Although it is not yet clear whether Forever 21 will be withdrawn from China, it is imminent to find new ways to survive.
And pformation, star marketing, net red marketing and reducing the number of stores has become the killer brand of fast fashion brands to deal with the crisis.
In 2018, H&M opened Tmall flagship store in Taobao, striving for more online traffic.
In September of that year, Zara, the first new retail concept store in China, also settled in Shanghai Times Square.
Moreover, with the rapid development of short video platforms such as jitter, the fast fashion brand has always been close to the new selling way of "traffic star + net red".
Celebrities such as Wang Yuan, Zhang Yixing, Dongyu Zhou and Wu Lei have endorsed fast fashion brands.
Related practitioners say young fans behind the stars have become a new customer base.
In terms of business, H&M increased the supply chain investment, hoping to resolve the crisis with the high-end secondary line brand Cos and &Other Stories.
In addition to reducing the number of new stores, Zara is also integrating home Home Zara.
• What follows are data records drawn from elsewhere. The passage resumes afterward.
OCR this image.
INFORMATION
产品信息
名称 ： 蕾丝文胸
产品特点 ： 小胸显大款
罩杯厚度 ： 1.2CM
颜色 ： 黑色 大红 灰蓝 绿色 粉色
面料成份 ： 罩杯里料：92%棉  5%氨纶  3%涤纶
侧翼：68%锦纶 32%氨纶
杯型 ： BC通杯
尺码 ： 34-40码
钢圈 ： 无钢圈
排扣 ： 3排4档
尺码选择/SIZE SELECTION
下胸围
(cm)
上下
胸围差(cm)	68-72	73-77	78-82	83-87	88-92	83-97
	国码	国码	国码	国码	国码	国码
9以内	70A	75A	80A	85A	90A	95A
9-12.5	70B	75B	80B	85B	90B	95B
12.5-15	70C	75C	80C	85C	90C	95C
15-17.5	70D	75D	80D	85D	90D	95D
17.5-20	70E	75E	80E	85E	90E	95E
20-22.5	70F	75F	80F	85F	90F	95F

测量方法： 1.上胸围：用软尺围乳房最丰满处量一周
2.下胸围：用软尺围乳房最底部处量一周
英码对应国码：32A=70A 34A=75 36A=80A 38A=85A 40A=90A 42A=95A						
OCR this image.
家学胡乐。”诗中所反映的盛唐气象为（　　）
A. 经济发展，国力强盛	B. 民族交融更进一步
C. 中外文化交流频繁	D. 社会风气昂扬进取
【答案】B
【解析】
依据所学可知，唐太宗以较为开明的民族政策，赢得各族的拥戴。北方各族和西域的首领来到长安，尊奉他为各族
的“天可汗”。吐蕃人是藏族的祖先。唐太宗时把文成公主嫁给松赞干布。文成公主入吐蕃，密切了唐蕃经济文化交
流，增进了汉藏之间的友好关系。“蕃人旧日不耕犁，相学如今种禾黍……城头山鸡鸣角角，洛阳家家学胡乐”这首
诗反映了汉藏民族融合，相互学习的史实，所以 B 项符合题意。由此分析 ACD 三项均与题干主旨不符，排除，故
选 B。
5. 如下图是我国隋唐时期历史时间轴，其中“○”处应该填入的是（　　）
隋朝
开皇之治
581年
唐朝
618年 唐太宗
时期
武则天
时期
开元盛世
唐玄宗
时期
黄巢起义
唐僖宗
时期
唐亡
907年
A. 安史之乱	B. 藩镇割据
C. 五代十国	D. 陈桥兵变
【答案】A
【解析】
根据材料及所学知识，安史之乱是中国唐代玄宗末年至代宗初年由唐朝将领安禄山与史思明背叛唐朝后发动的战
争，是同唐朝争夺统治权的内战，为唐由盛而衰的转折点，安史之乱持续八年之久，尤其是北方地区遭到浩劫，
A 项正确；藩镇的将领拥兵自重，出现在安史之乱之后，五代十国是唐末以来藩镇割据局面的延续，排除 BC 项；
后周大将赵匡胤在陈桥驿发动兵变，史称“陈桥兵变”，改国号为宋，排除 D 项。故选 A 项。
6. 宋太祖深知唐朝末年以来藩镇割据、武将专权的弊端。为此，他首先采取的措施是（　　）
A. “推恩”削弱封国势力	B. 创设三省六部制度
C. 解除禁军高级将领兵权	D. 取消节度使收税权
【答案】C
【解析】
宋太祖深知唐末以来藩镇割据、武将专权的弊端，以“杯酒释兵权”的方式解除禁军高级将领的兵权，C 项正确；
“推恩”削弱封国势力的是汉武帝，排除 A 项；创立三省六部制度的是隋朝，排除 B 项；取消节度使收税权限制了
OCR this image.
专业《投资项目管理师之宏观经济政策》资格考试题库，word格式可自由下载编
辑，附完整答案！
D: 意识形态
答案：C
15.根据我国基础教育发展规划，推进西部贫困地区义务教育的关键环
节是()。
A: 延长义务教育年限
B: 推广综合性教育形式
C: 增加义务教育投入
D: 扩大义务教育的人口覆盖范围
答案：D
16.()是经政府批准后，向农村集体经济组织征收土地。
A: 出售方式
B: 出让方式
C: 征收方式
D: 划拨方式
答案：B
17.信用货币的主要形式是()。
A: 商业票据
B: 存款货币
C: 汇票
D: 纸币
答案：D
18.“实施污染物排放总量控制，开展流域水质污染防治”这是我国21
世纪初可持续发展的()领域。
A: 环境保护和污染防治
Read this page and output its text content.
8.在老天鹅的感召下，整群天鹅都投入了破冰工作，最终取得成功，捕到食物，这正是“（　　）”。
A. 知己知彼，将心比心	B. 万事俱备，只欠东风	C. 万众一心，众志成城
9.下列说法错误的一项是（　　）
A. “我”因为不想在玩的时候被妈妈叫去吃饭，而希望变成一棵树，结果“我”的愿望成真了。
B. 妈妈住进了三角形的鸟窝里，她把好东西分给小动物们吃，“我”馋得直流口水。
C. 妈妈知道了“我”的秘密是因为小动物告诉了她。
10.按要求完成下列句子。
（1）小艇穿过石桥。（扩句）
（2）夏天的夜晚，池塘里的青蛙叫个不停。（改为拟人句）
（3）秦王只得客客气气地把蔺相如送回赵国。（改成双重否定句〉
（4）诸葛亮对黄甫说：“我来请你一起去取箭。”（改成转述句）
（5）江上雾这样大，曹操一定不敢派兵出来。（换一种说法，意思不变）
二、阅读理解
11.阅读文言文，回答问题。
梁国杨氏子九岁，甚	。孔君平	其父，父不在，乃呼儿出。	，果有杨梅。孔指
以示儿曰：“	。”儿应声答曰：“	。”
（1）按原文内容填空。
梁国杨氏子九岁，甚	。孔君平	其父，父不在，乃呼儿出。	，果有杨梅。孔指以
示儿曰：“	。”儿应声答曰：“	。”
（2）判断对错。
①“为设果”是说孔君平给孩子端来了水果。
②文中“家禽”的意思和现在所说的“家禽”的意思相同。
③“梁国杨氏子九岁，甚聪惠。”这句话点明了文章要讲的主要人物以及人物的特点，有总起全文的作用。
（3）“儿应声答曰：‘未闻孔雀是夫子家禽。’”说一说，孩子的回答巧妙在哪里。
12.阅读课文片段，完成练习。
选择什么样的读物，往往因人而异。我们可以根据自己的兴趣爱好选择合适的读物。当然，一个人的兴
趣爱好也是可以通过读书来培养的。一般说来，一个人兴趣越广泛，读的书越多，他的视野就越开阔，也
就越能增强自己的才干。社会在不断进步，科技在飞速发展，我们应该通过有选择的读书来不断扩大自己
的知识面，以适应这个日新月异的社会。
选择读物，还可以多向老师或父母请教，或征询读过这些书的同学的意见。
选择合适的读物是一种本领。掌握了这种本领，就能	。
At the same time, we continue to strengthen the supply chain excellence and digitalized the existing stores.
What is interesting is that the two competing brands have coincidentally arranged the "beauty" market for the beauty market.
In addition, C&A marched into the wedding dress market and GAP overweight children's clothing business, trying to find a new growth point for training.
According to relevant media reports, as of fiscal year 2018, H&M has 465 outlets in 153 cities in mainland China; Zara parent company's brand matrix stores have 580 stores, and the uniforms which advocate the basic cost and performance ratio are all over the scale of 673.
Where will the fast fashion brand go in the future?
Or from another precedent, it can give other brands a wake-up call.
After all, the new retail era has arrived, and how to adjust the strategy to win back the hearts of consumers is the most immediate consideration of fast fashion.